I know many many people who went the extra mile for their company (doing more work than expected).
Is it healthy? No. Is it needed? Not always/necessarily. But a company that's laying off members to save costs should likely try to retain those that do go the extra mile.
Also, I mean you can argue all you want that those people aren't productive but in my experience that's just not true. People who live and breathe the company tend to care a whole lot about quality and thinking through user experience. The typical "it's just a job, I can quit any time and find something better" folks just don't stick around long enough to suffer from their decision or care about the company's image / their coworkers.
I mean I've been there. A bunch of folks get hired because they were at Google or Meta before and they must know their stuff, and get elevated to somewhat high positions, but they never deliver on their promise and I cannot say they were particularly productive and they generally also do their "I only work as much as I need" or "Sorry I won't join this one time meeting that needs to happen at odd hours to accommodate time zone issues, it's 30 mins past my end of day" routine. Then after a year or so they leave for greener pastures, probably getting paid more.
Again, I think for a company where it's the norm that people protect their time it might not matter and I'm not saying it's an issue. But if you take a company full of heavily invested employees that see it as their family, and you add, simply because there's a bubble, equal the amount of people who just see it as another job and the company tanks in an economic downturn, retaining more of the latter portion (at all cost) does not seem wise.

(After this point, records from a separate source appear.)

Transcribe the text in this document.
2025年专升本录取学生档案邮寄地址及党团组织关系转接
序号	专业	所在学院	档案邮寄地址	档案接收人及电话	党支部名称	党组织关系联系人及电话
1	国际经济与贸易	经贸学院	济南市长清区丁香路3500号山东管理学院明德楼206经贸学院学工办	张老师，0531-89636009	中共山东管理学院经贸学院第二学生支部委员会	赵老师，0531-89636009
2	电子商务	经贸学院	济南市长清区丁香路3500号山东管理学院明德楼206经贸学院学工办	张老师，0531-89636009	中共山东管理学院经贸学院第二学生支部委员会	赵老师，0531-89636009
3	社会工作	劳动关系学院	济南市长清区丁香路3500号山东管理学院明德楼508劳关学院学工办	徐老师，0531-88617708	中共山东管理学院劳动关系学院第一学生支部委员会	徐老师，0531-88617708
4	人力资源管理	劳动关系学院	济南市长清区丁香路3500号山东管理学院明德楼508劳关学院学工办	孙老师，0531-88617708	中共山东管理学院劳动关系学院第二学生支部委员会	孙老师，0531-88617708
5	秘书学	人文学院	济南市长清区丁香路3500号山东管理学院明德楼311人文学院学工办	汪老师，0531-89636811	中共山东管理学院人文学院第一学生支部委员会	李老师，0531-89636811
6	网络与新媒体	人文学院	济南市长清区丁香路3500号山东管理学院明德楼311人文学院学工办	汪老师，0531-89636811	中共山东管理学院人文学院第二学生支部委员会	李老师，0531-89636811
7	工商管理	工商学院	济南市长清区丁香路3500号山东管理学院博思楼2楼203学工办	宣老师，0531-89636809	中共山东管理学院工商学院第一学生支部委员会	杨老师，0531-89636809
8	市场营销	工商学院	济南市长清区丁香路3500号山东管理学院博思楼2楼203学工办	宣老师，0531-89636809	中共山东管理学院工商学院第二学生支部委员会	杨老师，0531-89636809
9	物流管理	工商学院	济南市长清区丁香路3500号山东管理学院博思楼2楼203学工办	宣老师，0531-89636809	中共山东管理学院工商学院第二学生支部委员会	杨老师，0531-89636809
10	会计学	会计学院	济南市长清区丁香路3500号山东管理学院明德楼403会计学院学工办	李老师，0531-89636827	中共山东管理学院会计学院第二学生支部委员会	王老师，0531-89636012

The people who don't see the company that way / care are still likely to leave the sinking ship soon, but the damage to the laid off as well as remaining loyal employees has already been done.
And no, if companies were able to accurately identify low performers they could have dealt with them before. I've seen many good folks lose their jobs in the last few months and folks who never released a single thing or provide other tangible output (design docs) be retained.